Countertransference is a psychoanalytic concept that refers to how a clinician’s feelings about a client are altered when the client reminds the clinician of someone they know or knew. The clinician or therapist may develop personal feelings, such as attraction or hatred, toward the client because of those associations between the client and the person the clinician knew or knows. These feelings, while often discussed in their most negative connotations, can also have a positive impact on therapy.

Sigmund Freud first came up with the concept of psychoanalysis in the early 20th century. This psychological approach is generally based on the analysis of subconscious thoughts and childhood memories. During psychoanalysis, a psychoanalyst typically interviews a client in an attempt to uncover any childhood memories that have impacted current feelings or emotional problems. As the psychoanalyst begins to help the client relive those past memories or evoke those subconscious concepts, the client can take feelings related to the past and transfer them onto the psychoanalyst. In this psychoanalytic approach, this is known as transference because the client transfers his feelings about a past person onto the psychoanalyst, usually unknowingly.

Just as a client can experience transference, so can a therapist. Countertransference, sometimes written as countertransference, refers to the situation in which a therapist associates his client’s qualities with the qualities of someone the therapist knew or knows. While most psychologists are trained to maintain boundaries with their clients to ensure effective counseling, many schools of psychological thought believe that some amount of countertransference may be unavoidable.

An example of a countertransference is when a psychoanalyst begins to have feelings of romantic or sexual attraction to his client. Also known as an erotic countertransference, this type of countertransference is usually a reason for ending the therapist-client relationship. The continuation of the professional relationship is believed to run the risk of causing damage to the client.

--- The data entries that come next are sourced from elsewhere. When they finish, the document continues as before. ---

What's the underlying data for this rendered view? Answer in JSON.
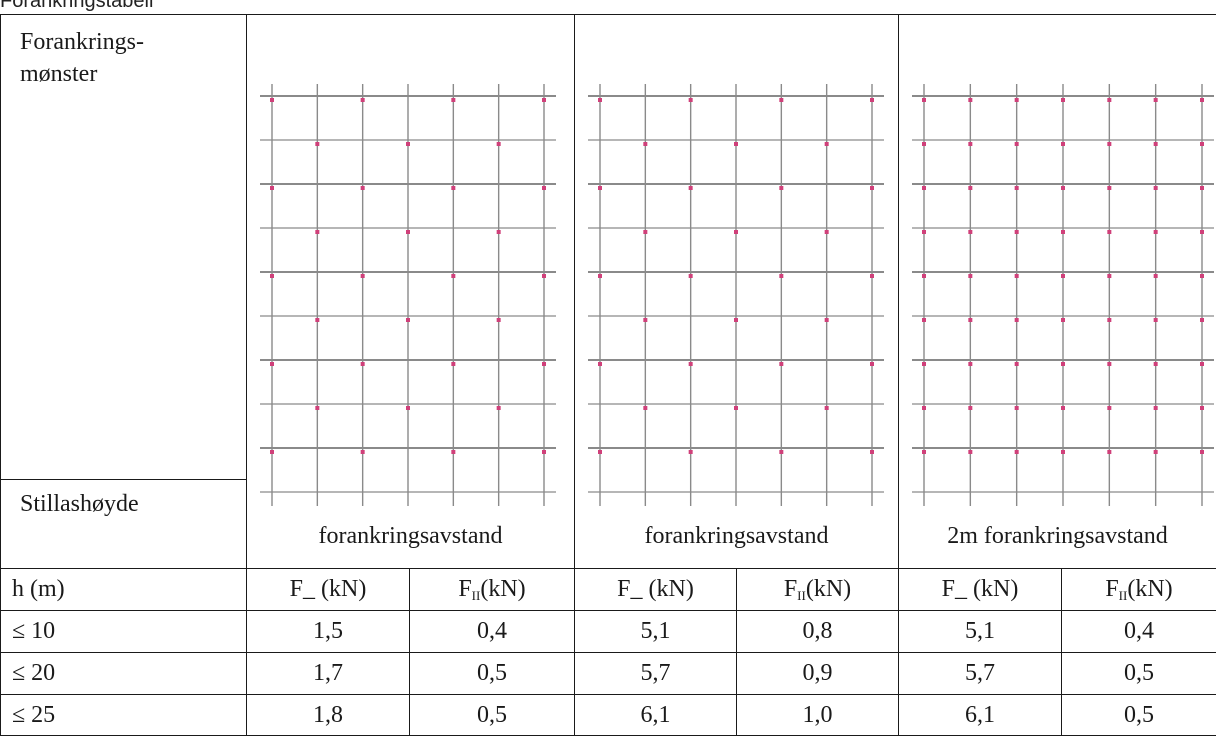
{
  "caption": "Forankringstabell",
  "header": {
    "pattern_label_line1": "Forankrings-",
    "pattern_label_line2": "mønster",
    "height_label": "Stillashøyde",
    "groups": [
      {
        "label": "forankringsavstand"
      },
      {
        "label": "forankringsavstand"
      },
      {
        "label": "2m forankringsavstand"
      }
    ]
  },
  "columns": {
    "h_label": "h (m)",
    "f_perp_label": "F_ (kN)",
    "f_par_prefix": "F",
    "f_par_sub": "II",
    "f_par_suffix": "(kN)"
  },
  "rows": [
    {
      "h": "≤ 10",
      "values": [
        "1,5",
        "0,4",
        "5,1",
        "0,8",
        "5,1",
        "0,4"
      ]
    },
    {
      "h": "≤ 20",
      "values": [
        "1,7",
        "0,5",
        "5,7",
        "0,9",
        "5,7",
        "0,5"
      ]
    },
    {
      "h": "≤ 25",
      "values": [
        "1,8",
        "0,5",
        "6,1",
        "1,0",
        "6,1",
        "0,5"
      ]
    }
  ],
  "colors": {
    "grid_line": "#8a8a8a",
    "anchor_dot": "#d0407a",
    "border": "#1a1a1a"
  }
}
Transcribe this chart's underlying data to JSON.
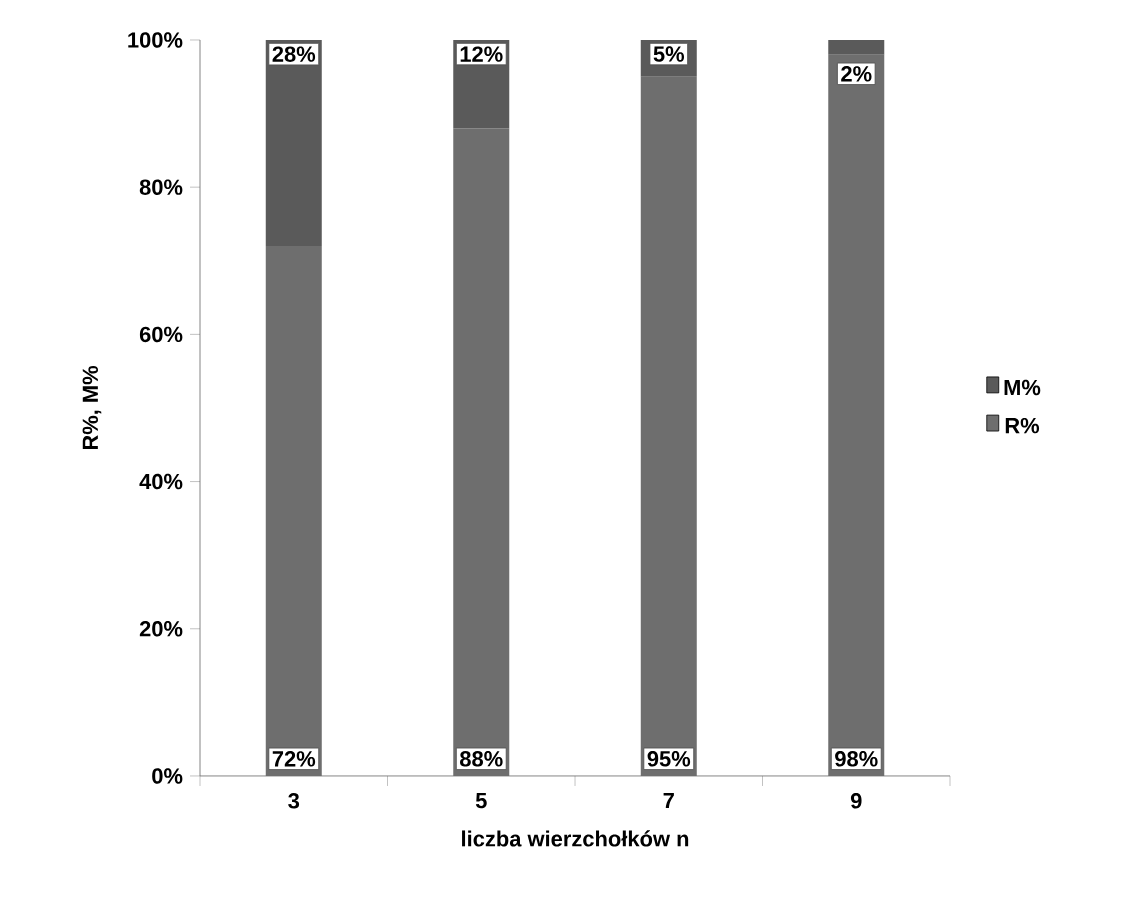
{
  "chart_data": {
    "type": "bar",
    "stacked": true,
    "categories": [
      "3",
      "5",
      "7",
      "9"
    ],
    "series": [
      {
        "name": "R%",
        "color": "#6e6e6e",
        "values": [
          72,
          88,
          95,
          98
        ],
        "value_labels": [
          "72%",
          "88%",
          "95%",
          "98%"
        ]
      },
      {
        "name": "M%",
        "color": "#5a5a5a",
        "values": [
          28,
          12,
          5,
          2
        ],
        "value_labels": [
          "28%",
          "12%",
          "5%",
          "2%"
        ]
      }
    ],
    "xlabel": "liczba wierzchołków n",
    "ylabel": "R%, M%",
    "ylim": [
      0,
      100
    ],
    "yticks": [
      {
        "value": 0,
        "label": "0%"
      },
      {
        "value": 20,
        "label": "20%"
      },
      {
        "value": 40,
        "label": "40%"
      },
      {
        "value": 60,
        "label": "60%"
      },
      {
        "value": 80,
        "label": "80%"
      },
      {
        "value": 100,
        "label": "100%"
      }
    ],
    "legend": "right",
    "grid": false
  }
}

Countertransference can also present itself in terms of negative feelings toward a client. If a client has similar mannerisms or other qualities that remind the psychoanalyst of an abusive person in the analyst’s past or present, the analyst may transfer feelings of hatred or disgust towards the client. This may result in a less helpful or less sympathetic treat, even if subconsciously. Therapists are, consequently, very conscious of maintaining impartiality and if these boundaries are crossed, a client may have to change psychoanalysts.

While countertransference is often discussed in negative or overt terms – in terms of crossing appropriate boundaries – many believe that some amount of countertransference is inevitable and common. Indeed, many psychologists believe that it opens the door to positive effects in therapy. By associating, however slightly, the client with another person, the therapist may be able to elicit those feelings with the client and help the client understand the concept of transference, thus providing an opportunity for psychoanalytic understanding and growth.